This was the first salvia I was ever aware of: the local council used it to spell out the name of the municipality in front of the council chambers. It is regarded as an annual plant, but it will often survive several seasons. There are many dwarf versions (ht 40cm) but the taller ones have more substance in the garden. A well-grown specimen can look like a small shrub, growing up to 80cm tall, and apparently this is what they were originally like before the plant breeders got to work on them and made them dwarf. I started out with ones from a punnet that were fairly dwarf and just let them self-seed, which they do quite freely, and they have gradually got taller over time - presumably reverting to the wild form.
In recent times, variegated forms of this plant have been available. The leaves have a scattering of yellow spots. The flowers seem to vary from specimen to specimen - I have seen bright red ones (as pictured) as well as ones with burgundy flowers rather like those of Salvia 'Van Houttei'. It can grow and flower quite well in shade and can be effective grown nearby yellow Abutilon or yellow-flowered bromeliads.
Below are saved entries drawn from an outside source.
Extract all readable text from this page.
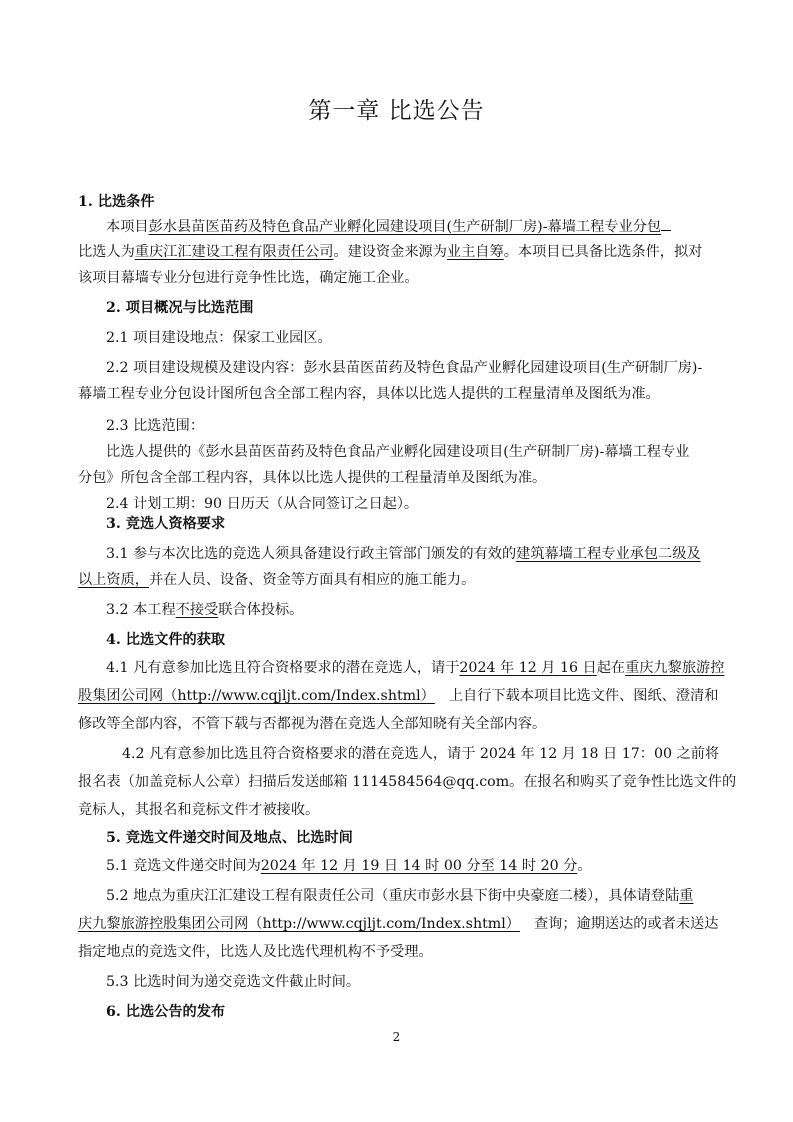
第一章 比选公告
1. 比选条件
本项目彭水县苗医苗药及特色食品产业孵化园建设项目(生产研制厂房)-幕墙工程专业分包
比选人为重庆江汇建设工程有限责任公司。建设资金来源为业主自筹。本项目已具备比选条件，拟对
该项目幕墙专业分包进行竞争性比选，确定施工企业。
2. 项目概况与比选范围
2.1 项目建设地点：保家工业园区。
2.2 项目建设规模及建设内容：彭水县苗医苗药及特色食品产业孵化园建设项目(生产研制厂房)-
幕墙工程专业分包设计图所包含全部工程内容，具体以比选人提供的工程量清单及图纸为准。
2.3 比选范围：
比选人提供的《彭水县苗医苗药及特色食品产业孵化园建设项目(生产研制厂房)-幕墙工程专业
分包》所包含全部工程内容，具体以比选人提供的工程量清单及图纸为准。
2.4 计划工期：90 日历天（从合同签订之日起）。
3. 竞选人资格要求
3.1 参与本次比选的竞选人须具备建设行政主管部门颁发的有效的建筑幕墙工程专业承包二级及
以上资质，并在人员、设备、资金等方面具有相应的施工能力。
3.2 本工程不接受联合体投标。
4. 比选文件的获取
4.1 凡有意参加比选且符合资格要求的潜在竞选人，请于2024 年 12 月 16 日起在重庆九黎旅游控
股集团公司网（http://www.cqjljt.com/Index.shtml） 上自行下载本项目比选文件、图纸、澄清和
修改等全部内容，不管下载与否都视为潜在竞选人全部知晓有关全部内容。
4.2 凡有意参加比选且符合资格要求的潜在竞选人，请于 2024 年 12 月 18 日 17：00 之前将
报名表（加盖竞标人公章）扫描后发送邮箱 1114584564@qq.com。在报名和购买了竞争性比选文件的
竞标人，其报名和竞标文件才被接收。
5. 竞选文件递交时间及地点、比选时间
5.1 竞选文件递交时间为2024 年 12 月 19 日 14 时 00 分至 14 时 20 分。
5.2 地点为重庆江汇建设工程有限责任公司（重庆市彭水县下街中央豪庭二楼），具体请登陆重
庆九黎旅游控股集团公司网（http://www.cqjljt.com/Index.shtml） 查询；逾期送达的或者未送达
指定地点的竞选文件，比选人及比选代理机构不予受理。
5.3 比选时间为递交竞选文件截止时间。
6. 比选公告的发布
2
The original red 'bonfire sage' is probably the best known form but there are pink, purple, salmon and even white varieties. It flowers almost all year round and grow best in part-shade or even quite dense shade rather than full sun, as too much sun can bleach the colour from the blooms. The flower spikes are quite large so it makes a good impact amongst other semi-tropical plantings. It is effective with large tropical foliage plants, such as cannas and elephant's ears (Alocasia species). I trim off spent flower spikes regularly to encourage new ones to form. They can be propagated by cuttings or seeds.
Recently, the cultivars known as 'Go Go Scarlet' and 'Go Go Purple' have been released. They are tall forms of Salvia splendens, growing to 1.2 m. Their flowers are densely clustered and they are said not to self-seed. Another series is the 'Grandstand' cultivars (ht to 45 cm) with purple, red, lavender or salmon flowers, plus bicolour forms of blue and white and red and white,
Because of their shallow root system, they are easy to dig up (even when quite large) and move to another spot, enabling an instant effect to be created! Salvia splendens is regarded as a good plant for bees!